La conclusion est un peu sujette à caution, dès lors que le vrai contrefactuel aurait été de voir ce qu’il en était de l’investissement à l’échelle de l’économie. Il est possible que recevant moins de dividendes, certains actionnaires n’ont pas pu les placer dans des entreprises, par exemple dans le non-coté ou les startups, l’économie perdant ainsi des opportunités d’investissement meilleures. De fait, dans un article de Vox-Fi, Pascal Quiry et Yann Le Fur font part d’une expérience naturelle similaire, cette fois en Suisse, consistant à supprimer toute fiscalité sur les dividendes pour une certaine catégorie d’entreprises. On aurait donc là un choc inverse du précédent, avec la présomption cette fois-ci d’une hausse du taux de distribution et d’une baisse de l’investissement dans les entreprises sous traitement. Le résultat est mitigé : oui, la distribution augmente, mais l’investissement ne baisse pas vraiment.
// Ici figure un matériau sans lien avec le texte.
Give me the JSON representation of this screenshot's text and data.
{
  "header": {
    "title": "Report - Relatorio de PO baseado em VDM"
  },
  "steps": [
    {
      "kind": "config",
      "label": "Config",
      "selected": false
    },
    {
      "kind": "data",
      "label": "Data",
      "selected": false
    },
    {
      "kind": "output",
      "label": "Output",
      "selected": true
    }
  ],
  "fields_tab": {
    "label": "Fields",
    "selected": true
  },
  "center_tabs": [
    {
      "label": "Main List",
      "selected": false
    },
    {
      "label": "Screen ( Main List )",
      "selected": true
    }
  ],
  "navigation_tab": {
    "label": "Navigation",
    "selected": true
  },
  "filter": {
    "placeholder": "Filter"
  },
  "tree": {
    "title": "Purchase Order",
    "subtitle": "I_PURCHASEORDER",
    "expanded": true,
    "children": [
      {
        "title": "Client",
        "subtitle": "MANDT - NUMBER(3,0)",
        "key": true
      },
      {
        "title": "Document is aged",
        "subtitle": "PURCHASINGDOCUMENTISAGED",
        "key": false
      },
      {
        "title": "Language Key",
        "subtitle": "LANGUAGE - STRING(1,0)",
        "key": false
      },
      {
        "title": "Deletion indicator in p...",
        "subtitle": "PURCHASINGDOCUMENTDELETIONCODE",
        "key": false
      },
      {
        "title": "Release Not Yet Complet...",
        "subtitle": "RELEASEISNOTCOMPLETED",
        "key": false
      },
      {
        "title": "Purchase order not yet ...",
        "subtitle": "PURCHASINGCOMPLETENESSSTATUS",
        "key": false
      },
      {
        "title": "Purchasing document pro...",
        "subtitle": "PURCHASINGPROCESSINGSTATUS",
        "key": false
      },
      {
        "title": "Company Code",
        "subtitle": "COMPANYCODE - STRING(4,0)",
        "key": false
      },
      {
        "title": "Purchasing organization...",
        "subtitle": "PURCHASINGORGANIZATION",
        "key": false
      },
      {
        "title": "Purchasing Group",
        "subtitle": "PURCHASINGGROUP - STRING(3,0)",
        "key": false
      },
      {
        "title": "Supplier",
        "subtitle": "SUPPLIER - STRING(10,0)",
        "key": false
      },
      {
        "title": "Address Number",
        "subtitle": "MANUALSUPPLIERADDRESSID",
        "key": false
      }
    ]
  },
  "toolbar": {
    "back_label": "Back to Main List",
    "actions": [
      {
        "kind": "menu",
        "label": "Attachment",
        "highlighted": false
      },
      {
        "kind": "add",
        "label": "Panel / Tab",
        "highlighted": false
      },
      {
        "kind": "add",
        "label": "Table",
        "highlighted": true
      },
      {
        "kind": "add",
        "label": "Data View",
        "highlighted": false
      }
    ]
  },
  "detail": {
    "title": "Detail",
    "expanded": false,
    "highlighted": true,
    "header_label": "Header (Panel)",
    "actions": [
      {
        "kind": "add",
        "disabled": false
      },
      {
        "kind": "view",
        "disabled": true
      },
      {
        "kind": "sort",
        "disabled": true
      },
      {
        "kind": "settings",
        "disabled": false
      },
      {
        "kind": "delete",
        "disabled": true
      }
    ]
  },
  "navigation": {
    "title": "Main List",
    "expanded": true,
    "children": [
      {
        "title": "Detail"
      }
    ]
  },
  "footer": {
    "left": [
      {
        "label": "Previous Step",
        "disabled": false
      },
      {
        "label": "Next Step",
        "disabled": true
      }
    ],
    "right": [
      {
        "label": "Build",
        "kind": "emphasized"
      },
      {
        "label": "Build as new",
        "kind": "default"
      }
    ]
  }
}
La conclusion de ce billet est donc empreinte d’un certain scepticisme : faciliter ou entraver la distribution de dividendes a un impact clair sur les dividendes, par contre bien moins clair sur l’investissement.

 

[1] On pourrait objecter à cette affirmation. Se désendetter pour les banques réduit leur risque, et donc réduit le coût du capital. C’est neutre pour la valeur de la banque. On retrouve là le fameux résultat de finance, dit résultat de Modigliani-Miller. S’il est un secteur où ce théorème ne s’applique que très imparfaitement, c’est bien le secteur bancaire.

[2] Attention ! faire des investissements sous-optimaux ne signifient pas qu’ils détruisent de la valeur d’entreprise. Si l’entreprise a un rendement de son capital de 12% et que le coût de son capital (ce qu’exigent les actionnaires pour laisser leur argent dans l’entreprise) est de 8%, un investissement de 10% est sous-optimal, mais continue à créer de la valeur.